(Friday 23 September, New York) Twitter and UN Global Pulse today announced a partnership that will provide the United Nations with access to Twitter’s data tools to support efforts to achieve the Sustainable Development Goals, which were adopted by world leaders last year.
Every day, people around the world send hundreds of millions of Tweets in dozens of languages. This public data contains real-time information on many issues including the cost of food, availability of jobs, access to health care, quality of education, and reports of natural disasters. This partnership will allow the development and humanitarian agencies of the UN to turn these social conversations into actionable information to aid communities around the globe.
“The Sustainable Development Goals are first and foremost about people, and Twitter’s unique data stream can help us truly take a real-time pulse on priorities and concerns — particularly in regions where social media use is common — to strengthen decision-making. Strong public-private partnerships like this show the vast potential of big data to serve the public good,” said Robert Kirkpatrick, Director of UN Global Pulse.

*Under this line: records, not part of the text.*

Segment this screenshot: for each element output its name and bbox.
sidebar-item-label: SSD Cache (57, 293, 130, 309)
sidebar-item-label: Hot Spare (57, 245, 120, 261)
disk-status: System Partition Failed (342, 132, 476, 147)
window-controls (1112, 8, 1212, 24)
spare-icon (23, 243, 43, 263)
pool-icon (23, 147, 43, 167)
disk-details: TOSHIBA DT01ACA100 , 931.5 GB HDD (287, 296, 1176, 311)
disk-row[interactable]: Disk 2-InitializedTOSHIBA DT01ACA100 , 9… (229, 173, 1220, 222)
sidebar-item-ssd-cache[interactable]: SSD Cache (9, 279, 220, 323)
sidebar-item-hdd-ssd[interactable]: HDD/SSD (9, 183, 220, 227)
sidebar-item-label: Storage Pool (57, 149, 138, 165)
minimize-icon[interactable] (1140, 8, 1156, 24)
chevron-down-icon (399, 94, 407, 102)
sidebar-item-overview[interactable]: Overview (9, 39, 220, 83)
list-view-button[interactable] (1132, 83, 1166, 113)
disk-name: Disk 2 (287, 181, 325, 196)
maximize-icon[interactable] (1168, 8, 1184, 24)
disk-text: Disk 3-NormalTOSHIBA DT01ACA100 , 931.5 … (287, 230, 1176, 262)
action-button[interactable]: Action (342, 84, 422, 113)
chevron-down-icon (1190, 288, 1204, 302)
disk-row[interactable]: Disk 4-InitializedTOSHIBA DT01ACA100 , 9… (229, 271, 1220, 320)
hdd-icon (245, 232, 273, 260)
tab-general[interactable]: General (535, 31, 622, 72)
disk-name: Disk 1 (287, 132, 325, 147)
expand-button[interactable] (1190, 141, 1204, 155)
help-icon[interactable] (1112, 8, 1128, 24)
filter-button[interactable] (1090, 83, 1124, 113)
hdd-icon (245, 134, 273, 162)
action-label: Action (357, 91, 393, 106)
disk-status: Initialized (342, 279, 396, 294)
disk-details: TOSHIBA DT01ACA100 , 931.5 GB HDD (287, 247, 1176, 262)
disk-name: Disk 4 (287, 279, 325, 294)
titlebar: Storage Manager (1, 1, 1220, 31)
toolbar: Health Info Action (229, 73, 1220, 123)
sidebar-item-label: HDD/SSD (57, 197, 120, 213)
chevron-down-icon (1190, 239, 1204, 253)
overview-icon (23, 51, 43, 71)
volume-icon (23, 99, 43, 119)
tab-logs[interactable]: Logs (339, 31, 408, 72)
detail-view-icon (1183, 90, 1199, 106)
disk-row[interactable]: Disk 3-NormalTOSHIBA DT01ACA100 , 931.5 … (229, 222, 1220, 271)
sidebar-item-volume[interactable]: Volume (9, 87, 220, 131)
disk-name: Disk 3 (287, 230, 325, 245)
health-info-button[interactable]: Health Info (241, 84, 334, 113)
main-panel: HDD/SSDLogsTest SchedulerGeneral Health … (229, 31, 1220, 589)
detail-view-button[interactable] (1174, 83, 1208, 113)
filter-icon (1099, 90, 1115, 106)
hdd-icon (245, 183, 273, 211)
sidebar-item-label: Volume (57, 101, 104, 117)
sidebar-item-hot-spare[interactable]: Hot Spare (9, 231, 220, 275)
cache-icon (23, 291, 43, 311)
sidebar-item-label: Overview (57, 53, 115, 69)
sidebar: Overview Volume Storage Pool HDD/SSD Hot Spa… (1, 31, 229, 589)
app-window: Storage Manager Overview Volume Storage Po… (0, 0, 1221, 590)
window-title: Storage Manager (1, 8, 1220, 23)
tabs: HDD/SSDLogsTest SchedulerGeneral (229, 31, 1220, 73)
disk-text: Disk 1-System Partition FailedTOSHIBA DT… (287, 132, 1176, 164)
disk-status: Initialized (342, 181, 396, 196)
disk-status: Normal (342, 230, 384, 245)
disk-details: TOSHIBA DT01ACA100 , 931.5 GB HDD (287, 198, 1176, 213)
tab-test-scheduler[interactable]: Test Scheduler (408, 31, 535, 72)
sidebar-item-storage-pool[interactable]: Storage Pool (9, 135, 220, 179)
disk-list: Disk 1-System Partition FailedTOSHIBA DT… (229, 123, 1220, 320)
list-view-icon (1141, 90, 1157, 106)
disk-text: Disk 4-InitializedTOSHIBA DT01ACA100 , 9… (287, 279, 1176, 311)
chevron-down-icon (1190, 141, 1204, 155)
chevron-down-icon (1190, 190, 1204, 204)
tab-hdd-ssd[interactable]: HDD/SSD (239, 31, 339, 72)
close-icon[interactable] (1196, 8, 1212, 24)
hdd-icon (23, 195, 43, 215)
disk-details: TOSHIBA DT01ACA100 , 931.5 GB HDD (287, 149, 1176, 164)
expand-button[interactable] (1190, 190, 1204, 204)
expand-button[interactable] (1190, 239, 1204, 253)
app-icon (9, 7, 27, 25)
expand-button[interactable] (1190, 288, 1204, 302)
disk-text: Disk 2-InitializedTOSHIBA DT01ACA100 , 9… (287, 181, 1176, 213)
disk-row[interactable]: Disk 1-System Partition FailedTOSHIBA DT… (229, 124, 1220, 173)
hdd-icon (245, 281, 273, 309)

“We are incredibly proud to partner with the UN in support of the Sustainable Development Goals,” said Chris Moody, Twitter’s VP of Data Services. “Twitter data provides a live window into the public conversations that communities around the world are having, and we believe that the increased potential for research and innovation through this partnership will further the UN's efforts to reach the Sustainable Development Goals."
Organizations and business around the world currently use Twitter data in many meaningful ways, and this unique data source enables them to leverage public information at scale to better inform their policies and decisions. These partnerships enable innovative uses of Twitter data, while protecting the privacy and safety of Twitter users.
UN Global Pulse’s new collaboration with Twitter builds on existing R&D that has shown the power of social media for social impact, like measuring the impact of public health campaigns, tracking reports of rising food prices, or prioritizing needs after natural disasters.